Стал я на коленки, полегчало немножко. Постоял, постоял, коленки заломили! А голова так и падает сама собою; кружатся в глазах огоньки свечей, золотая парча, а ничего не разберёшь путём…
— Яков Федотыч, нет ли у вас скамеечки ребёнку отдохнуть? — слышу я голос Ольги Денисовны.
Дьячок Яков Федотыч с седою заплетённою косою смотрит на меня, осклабившись сочувственною улыбкою.
— Позаснули все! — говорит он ласково. — Дети малые, а служба долгая. И большой устанет. Скамеечки-то вот нет! Да вы его, барыня, в алтарь к нам извольте пустить, на сундук, он там посидит на сундучке.
Синяя дверь с архангелом Михаилом, поражающим змия, отворилась, и я робко шагнул за неё, держась за стихарь Якова Федотыча.

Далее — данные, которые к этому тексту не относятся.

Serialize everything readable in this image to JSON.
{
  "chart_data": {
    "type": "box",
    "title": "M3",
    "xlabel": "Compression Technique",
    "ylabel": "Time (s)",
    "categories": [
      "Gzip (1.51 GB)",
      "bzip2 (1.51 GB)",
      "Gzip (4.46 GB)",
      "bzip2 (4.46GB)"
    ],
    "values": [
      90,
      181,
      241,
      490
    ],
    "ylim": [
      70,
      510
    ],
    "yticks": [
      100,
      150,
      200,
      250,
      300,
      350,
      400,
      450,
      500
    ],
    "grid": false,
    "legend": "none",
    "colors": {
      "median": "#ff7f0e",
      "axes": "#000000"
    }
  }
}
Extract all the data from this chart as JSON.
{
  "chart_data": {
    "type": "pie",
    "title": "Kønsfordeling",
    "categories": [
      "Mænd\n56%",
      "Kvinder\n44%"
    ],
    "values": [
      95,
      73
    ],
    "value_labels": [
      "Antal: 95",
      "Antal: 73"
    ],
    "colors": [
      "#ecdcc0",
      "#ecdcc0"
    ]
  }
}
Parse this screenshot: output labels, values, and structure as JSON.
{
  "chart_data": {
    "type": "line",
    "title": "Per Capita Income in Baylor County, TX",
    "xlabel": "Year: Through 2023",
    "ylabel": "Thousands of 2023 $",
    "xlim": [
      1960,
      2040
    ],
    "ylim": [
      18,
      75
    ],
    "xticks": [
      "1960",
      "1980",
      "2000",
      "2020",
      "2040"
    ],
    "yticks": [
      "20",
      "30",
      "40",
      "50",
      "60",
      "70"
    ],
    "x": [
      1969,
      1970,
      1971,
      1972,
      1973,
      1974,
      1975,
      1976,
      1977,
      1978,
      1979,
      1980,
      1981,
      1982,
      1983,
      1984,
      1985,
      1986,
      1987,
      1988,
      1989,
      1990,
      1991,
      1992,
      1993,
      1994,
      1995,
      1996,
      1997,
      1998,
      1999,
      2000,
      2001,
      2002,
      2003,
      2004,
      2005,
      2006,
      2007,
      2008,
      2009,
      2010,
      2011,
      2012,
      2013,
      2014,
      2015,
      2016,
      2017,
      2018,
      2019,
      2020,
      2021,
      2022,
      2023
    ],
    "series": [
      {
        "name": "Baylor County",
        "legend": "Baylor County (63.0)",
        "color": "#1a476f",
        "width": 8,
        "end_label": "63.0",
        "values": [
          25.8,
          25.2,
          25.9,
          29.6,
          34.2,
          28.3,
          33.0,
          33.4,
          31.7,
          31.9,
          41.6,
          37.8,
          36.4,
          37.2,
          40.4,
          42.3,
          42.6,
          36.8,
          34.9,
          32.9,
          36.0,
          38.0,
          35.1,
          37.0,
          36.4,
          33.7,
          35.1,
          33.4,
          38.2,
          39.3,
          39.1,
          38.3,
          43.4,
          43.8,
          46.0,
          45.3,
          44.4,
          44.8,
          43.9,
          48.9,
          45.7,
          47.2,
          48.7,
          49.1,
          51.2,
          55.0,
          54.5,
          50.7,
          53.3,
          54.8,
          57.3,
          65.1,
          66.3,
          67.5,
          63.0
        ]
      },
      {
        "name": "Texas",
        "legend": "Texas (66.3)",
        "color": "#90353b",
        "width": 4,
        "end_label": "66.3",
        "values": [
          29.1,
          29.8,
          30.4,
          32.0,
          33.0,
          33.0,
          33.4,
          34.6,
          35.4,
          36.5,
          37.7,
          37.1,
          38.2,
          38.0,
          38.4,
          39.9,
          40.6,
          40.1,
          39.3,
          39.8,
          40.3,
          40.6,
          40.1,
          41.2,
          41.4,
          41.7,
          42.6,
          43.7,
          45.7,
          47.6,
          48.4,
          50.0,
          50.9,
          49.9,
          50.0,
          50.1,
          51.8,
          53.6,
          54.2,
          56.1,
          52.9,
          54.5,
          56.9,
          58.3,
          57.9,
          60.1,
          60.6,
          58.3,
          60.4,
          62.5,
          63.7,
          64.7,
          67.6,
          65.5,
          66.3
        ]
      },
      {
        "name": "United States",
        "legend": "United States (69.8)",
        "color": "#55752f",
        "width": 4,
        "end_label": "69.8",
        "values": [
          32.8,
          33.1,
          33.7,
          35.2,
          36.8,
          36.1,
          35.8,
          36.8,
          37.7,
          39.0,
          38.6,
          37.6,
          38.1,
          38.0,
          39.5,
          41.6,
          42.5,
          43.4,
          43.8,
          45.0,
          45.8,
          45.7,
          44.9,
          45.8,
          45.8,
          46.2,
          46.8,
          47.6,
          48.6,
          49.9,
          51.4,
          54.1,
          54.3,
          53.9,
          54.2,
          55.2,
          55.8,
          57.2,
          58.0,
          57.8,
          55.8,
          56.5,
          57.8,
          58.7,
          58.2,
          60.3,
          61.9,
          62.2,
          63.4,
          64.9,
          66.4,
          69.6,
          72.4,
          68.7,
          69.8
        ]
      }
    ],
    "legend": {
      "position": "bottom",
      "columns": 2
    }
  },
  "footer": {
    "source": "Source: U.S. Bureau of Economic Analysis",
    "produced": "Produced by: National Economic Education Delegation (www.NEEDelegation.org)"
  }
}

— Вон там на сундучке, барчук, сядьте, да сидите себе тихонько, — шепнул мне Яков Федотыч, удаляясь из алтаря.
Алтарь был полон дыма, сквозь дым мелькали огни свечей и золотой престол под балдахином. На престоле лежала золотая книга. Оба попа стояли около престола и шептали молитву. Мне сделалось жутко, когда отец Симеон, не переставая читать нараспев, вдруг искоса глянул на меня. Я был убеждён, что Симеон с Фёдором делают в алтаре какие-то тайные заклинания, на которые никому не следовало смотреть. Непонятные и пугающие слова лились между тем из уст отца Симеона.
Мало-помалу всё спуталось, и я заснул. Сначала я всеми силами старался сохранить равновесие, описывая по стенке своей всклокоченною головою всевозможные дуги вперёд и назад. Но потом разом потерял власть над своей волей и над своими мускулами. Представилось мне, что я лежу на куртине нашего сада в очень жаркий и солнечный день, прислонившись головою к раките; певучий шёпот отца Симеона стоит вокруг моего уха в виде жужжанья целого роя пчёл, а одна из этих назойливо жужжащих пчёл ползёт по раките мне прямо на голову. Я отдёргиваю голову и протягиваюсь теперь прямо на зелёную траву, спокойно и свободно…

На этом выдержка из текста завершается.